Walking into the Fogo Island Gallery we see large photographs of a particular spot on Creates’ Newfoundland property at different times of the year, snapshots of wild animals at the same location, and self-portraits taken by the artist with a camera submerged underwater in the river that flows through her forest. Looking up through the river, Creates’ face appears warped and wonky, melting into the trees behind her, morphed by the effect of water on the camera’s lens. As the water sees it, a woman is not much different than the trees, sky, and landscape of which she is a part.

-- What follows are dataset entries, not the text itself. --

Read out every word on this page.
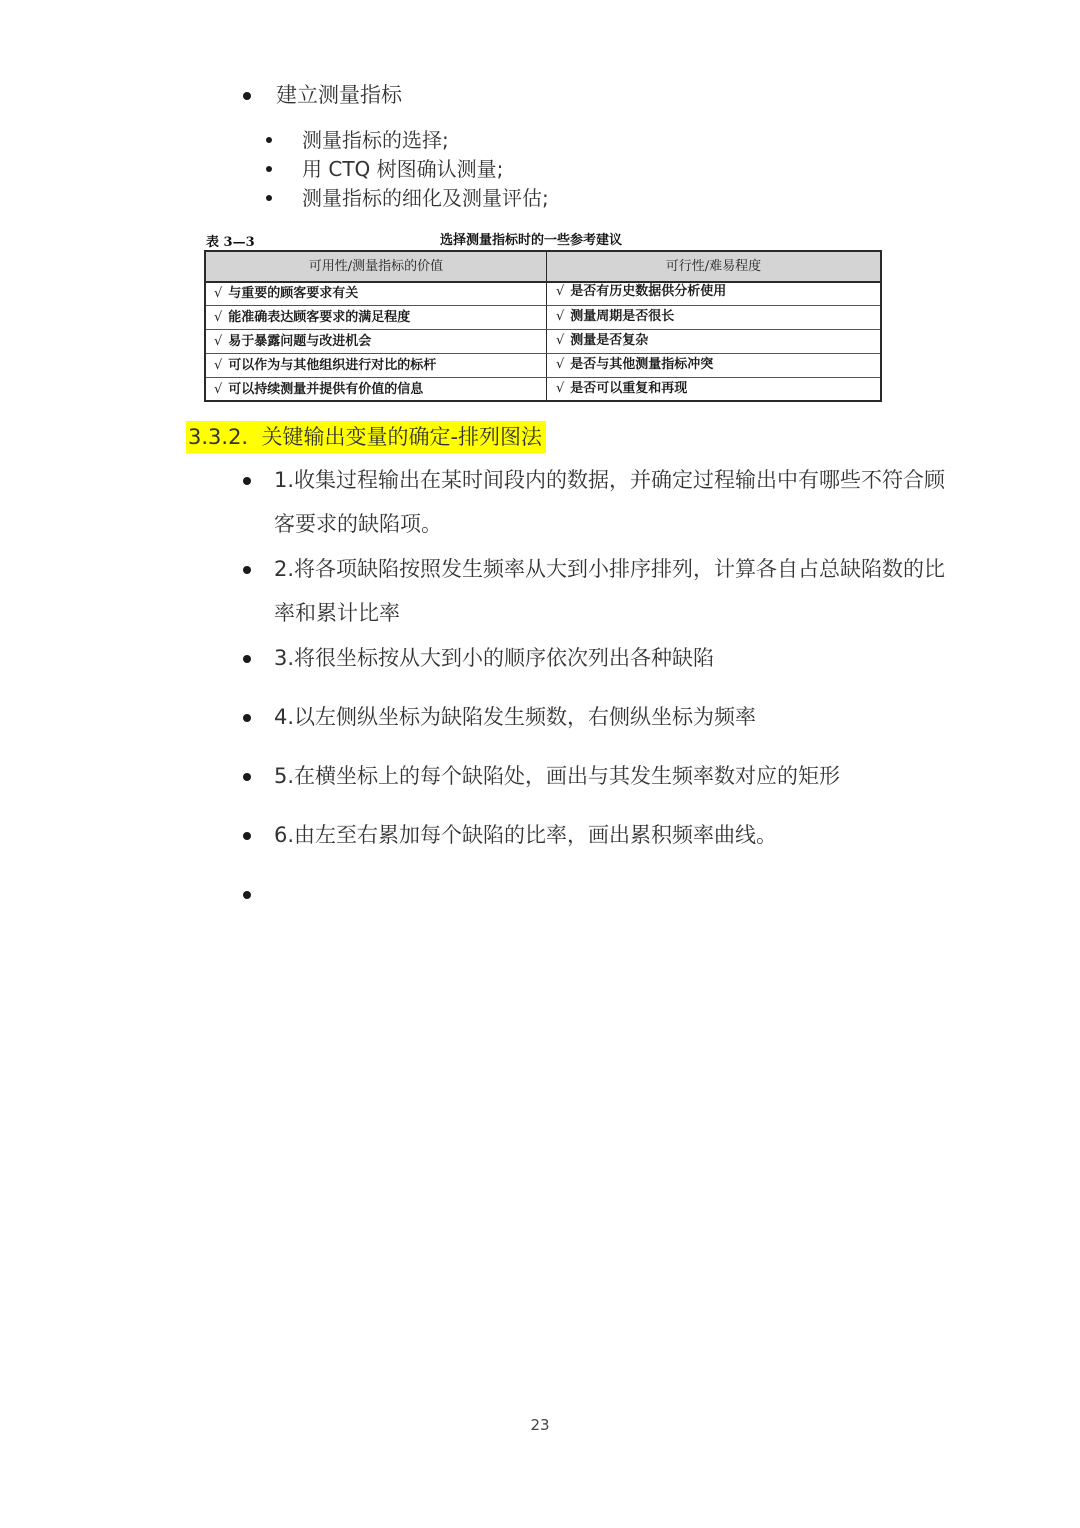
建立测量指标
测量指标的选择;
用 CTQ 树图确认测量;
测量指标的细化及测量评估;
表 3—3	选择测量指标时的一些参考建议
可用性/测量指标的价值	可行性/难易程度
√ 与重要的顾客要求有关	√ 是否有历史数据供分析使用
√ 能准确表达顾客要求的满足程度	√ 测量周期是否很长
√ 易于暴露问题与改进机会	√ 测量是否复杂
√ 可以作为与其他组织进行对比的标杆	√ 是否与其他测量指标冲突
√ 可以持续测量并提供有价值的信息	√ 是否可以重复和再现
3.3.2. 关键输出变量的确定-排列图法
1.收集过程输出在某时间段内的数据，并确定过程输出中有哪些不符合顾
客要求的缺陷项。
2.将各项缺陷按照发生频率从大到小排序排列，计算各自占总缺陷数的比
率和累计比率
3.将很坐标按从大到小的顺序依次列出各种缺陷
4.以左侧纵坐标为缺陷发生频数，右侧纵坐标为频率
5.在横坐标上的每个缺陷处，画出与其发生频率数对应的矩形
6.由左至右累加每个缺陷的比率，画出累积频率曲线。
23
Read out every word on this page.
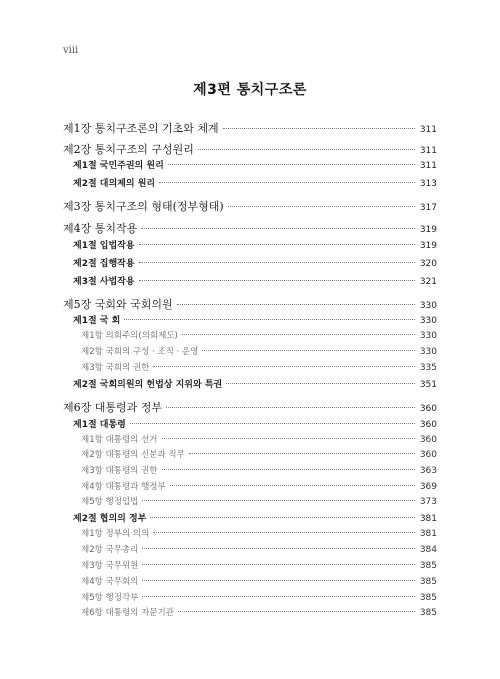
viii
제3편 통치구조론
제1장 통치구조론의 기초와 체계	311
제2장 통치구조의 구성원리	311
제1절 국민주권의 원리	311
제2절 대의제의 원리	313
제3장 통치구조의 형태(정부형태)	317
제4장 통치작용	319
제1절 입법작용	319
제2절 집행작용	320
제3절 사법작용	321
제5장 국회와 국회의원	330
제1절 국 회	330
제1항 의회주의(의회제도)	330
제2항 국회의 구성 · 조직 · 운영	330
제3항 국회의 권한	335
제2절 국회의원의 헌법상 지위와 특권	351
제6장 대통령과 정부	360
제1절 대통령	360
제1항 대통령의 선거	360
제2항 대통령의 신분과 직무	360
제3항 대통령의 권한	363
제4항 대통령과 행정부	369
제5항 행정입법	373
제2절 협의의 정부	381
제1항 정부의 의의	381
제2항 국무총리	384
제3항 국무위원	385
제4항 국무회의	385
제5항 행정각부	385
제6항 대통령의 자문기관	385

Belonging to the land, even when it’s harsh, is a sense that runs deep through Fogo Island’s mythology. From songs describing the near-death trials of fishers and sealers to more recent struggles to revive a community hit hard by the collapse of the cod fishery in 1992, the commitment to living on Fogo, like the rocks that reign here, is monumental. The Fogo Island Inn – a white, angular modern structure the size of a ship – houses the Fogo Island Gallery and was designed by Newfoundland architect Todd Saunders and staffed by local residents. Founded by Zita Cobb, who was born on the island, the Inn belongs to a wider resilience initiative that includes an artist residency, lending fund for small businesses, heritage building preservation, and a furniture business.
Seeing a place remotely through photographs has never been easier, but what people who live on or visit Fogo want is to be seen by it. Creates captures this desire when she plunges her camera down into the frigid water season after season, blurring her own image and distinct identity in the process. This is a landscape people learned to fit into rather than re-make or mould. But it is not all tumultuous storms and rock sheets here. As the icebergs melt and crack in the summer heat, a constant gentle breeze sways the blueberry bushes and wildflowers, and the doors on the colorful clapboard houses creak.
Marlene Creates, “To The Blast Hole Pond River” is on view at the Fogo Island Gallery from May 18- October 15, 2017. Curated by Alexandra McIntosh and Nicolaus Schafhausen.